Boris Michailowitsch Skossyrew nahm nun Kontakt zum Herzog von Guise auf, dem vermeintlichen Rechtsnachfolger der de Foix und zumindest theoretischer Natur Anwärter auf den französischen Thron. Bald nannte er sich „Stellvertreter des Königs von Frankreich“ und begann, den internationalen Medien Interviews zu geben. Sein zweiter Anlauf, die Herrschaft zu erlangen, verlief – entsprechend gewieft und gut vorbereitet – erfolgreich. Die Repräsentanten der Täler waren den Visionen von sprudelndem Reichtum gewogen und gaben dem erneuten Antrag des Thronanwärters am 7. Juli 1934 mit einer Mehrheit von 23 : 1 Stimmen statt. König Boris I. legte in den kommenden Tagen großes Engagement an den Tag, druckte und verteilte seine Verfassung, hielt Empfänge und Feste ab und schmückte sich mit einem kleinen Hofstaat inklusive Geliebter und einer ihm wohl ähnlich gewogenen amerikanischen Millionärin. Allein, das Glück war nicht von Dauer. Das eine Tal, welches sich gegen seine Königswahl gestellt hatte, machte beim Bischof von Urgell Stimmung gegen den jungen Herrscher. Und so wurde Boris I. nach nur 14 Tagen auf dem Thron von vier spanischen Polizisten festgenommen. Man brachte ihn mit der Bahn, das Abteil in der Dritten Klasse bewegten den exilierten Monarchen zu einer formellen Beschwerde, außer Landes.

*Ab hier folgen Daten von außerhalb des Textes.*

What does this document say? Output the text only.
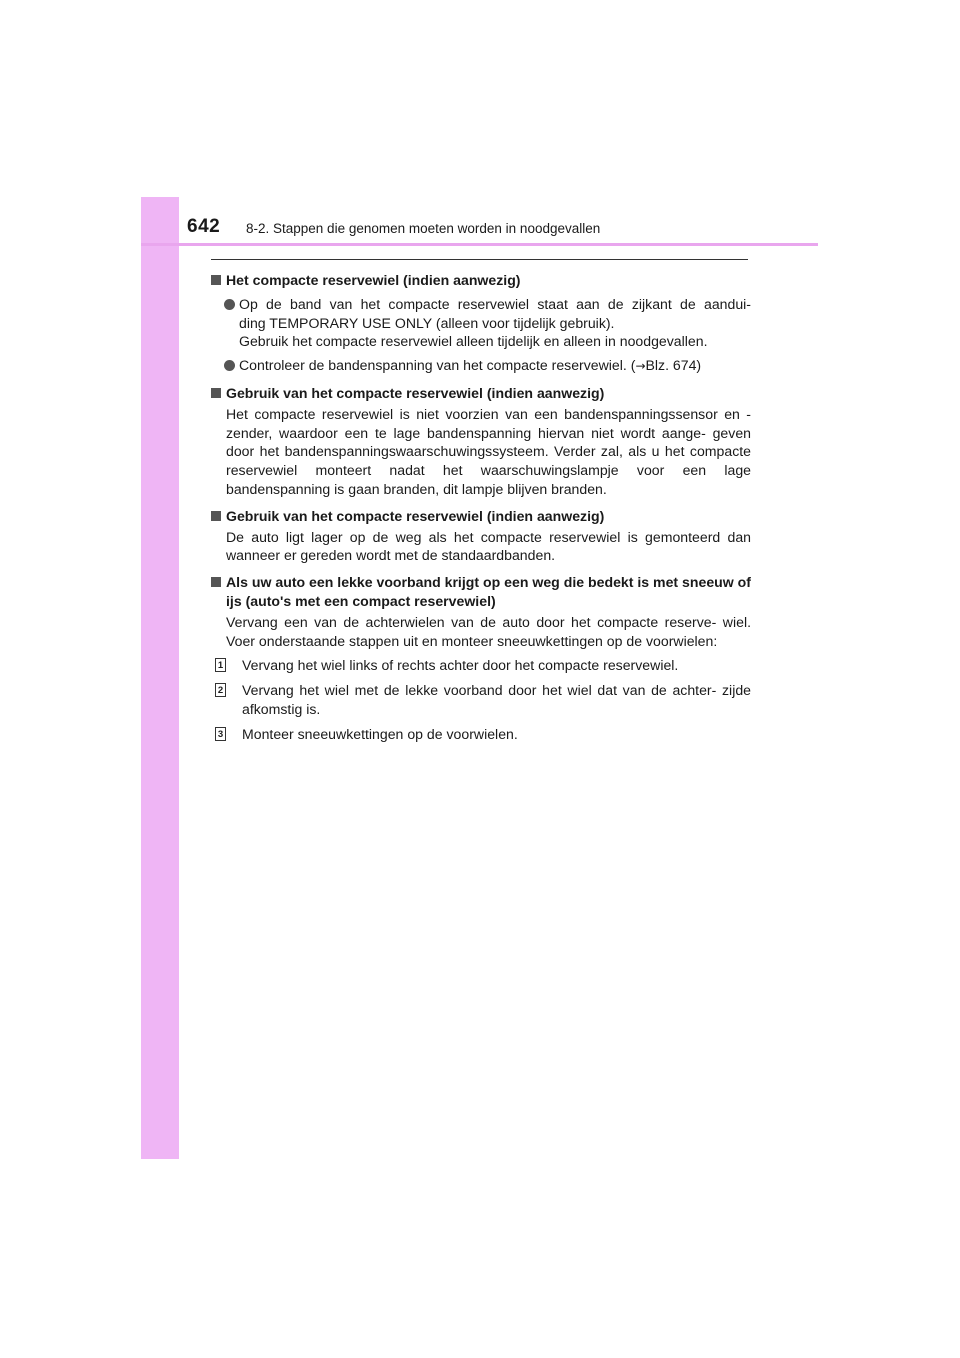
642 8-2. Stappen die genomen moeten worden in noodgevallen
Het compacte reservewiel (indien aanwezig)
Op de band van het compacte reservewiel staat aan de zijkant de aandui-
ding TEMPORARY USE ONLY (alleen voor tijdelijk gebruik).
Gebruik het compacte reservewiel alleen tijdelijk en alleen in noodgevallen.
Controleer de bandenspanning van het compacte reservewiel. (→Blz. 674)
Gebruik van het compacte reservewiel (indien aanwezig)
Het compacte reservewiel is niet voorzien van een bandenspanningssensor en -zender, waardoor een te lage bandenspanning hiervan niet wordt aange- geven door het bandenspanningswaarschuwingssysteem. Verder zal, als u het compacte reservewiel monteert nadat het waarschuwingslampje voor een lage bandenspanning is gaan branden, dit lampje blijven branden.
Gebruik van het compacte reservewiel (indien aanwezig)
De auto ligt lager op de weg als het compacte reservewiel is gemonteerd dan wanneer er gereden wordt met de standaardbanden.
Als uw auto een lekke voorband krijgt op een weg die bedekt is met sneeuw of ijs (auto's met een compact reservewiel)
Vervang een van de achterwielen van de auto door het compacte reserve- wiel. Voer onderstaande stappen uit en monteer sneeuwkettingen op de voorwielen:
1 Vervang het wiel links of rechts achter door het compacte reservewiel.
2 Vervang het wiel met de lekke voorband door het wiel dat van de achter- zijde afkomstig is.
3 Monteer sneeuwkettingen op de voorwielen.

Was aus ihm wurde, scheint nicht sicher belegt. Es heißt, er sei 1944 in einem französischen Internierungslager verstorben. Andere Autoren gewähren ihm noch eine Karriere als Spion jenes oben erwähnten halbgebildeten Vagabunden, in dessen Dienst er 1945 die Konferenz von Jalta ausgespäht haben soll. Dieser Version zufolge lebte der einstige König von Andorra noch bis 1989 in der Kleinstadt Boppard in Rheinland-Pfalz. Aber wie dem auch sei, Unsterblichkeit hat er sich verdient, dieser König Boris I. Möge Hollywood unseren Ruf erhören und diese bezaubernd-bizarre Geschichte würdig in Szene setzen.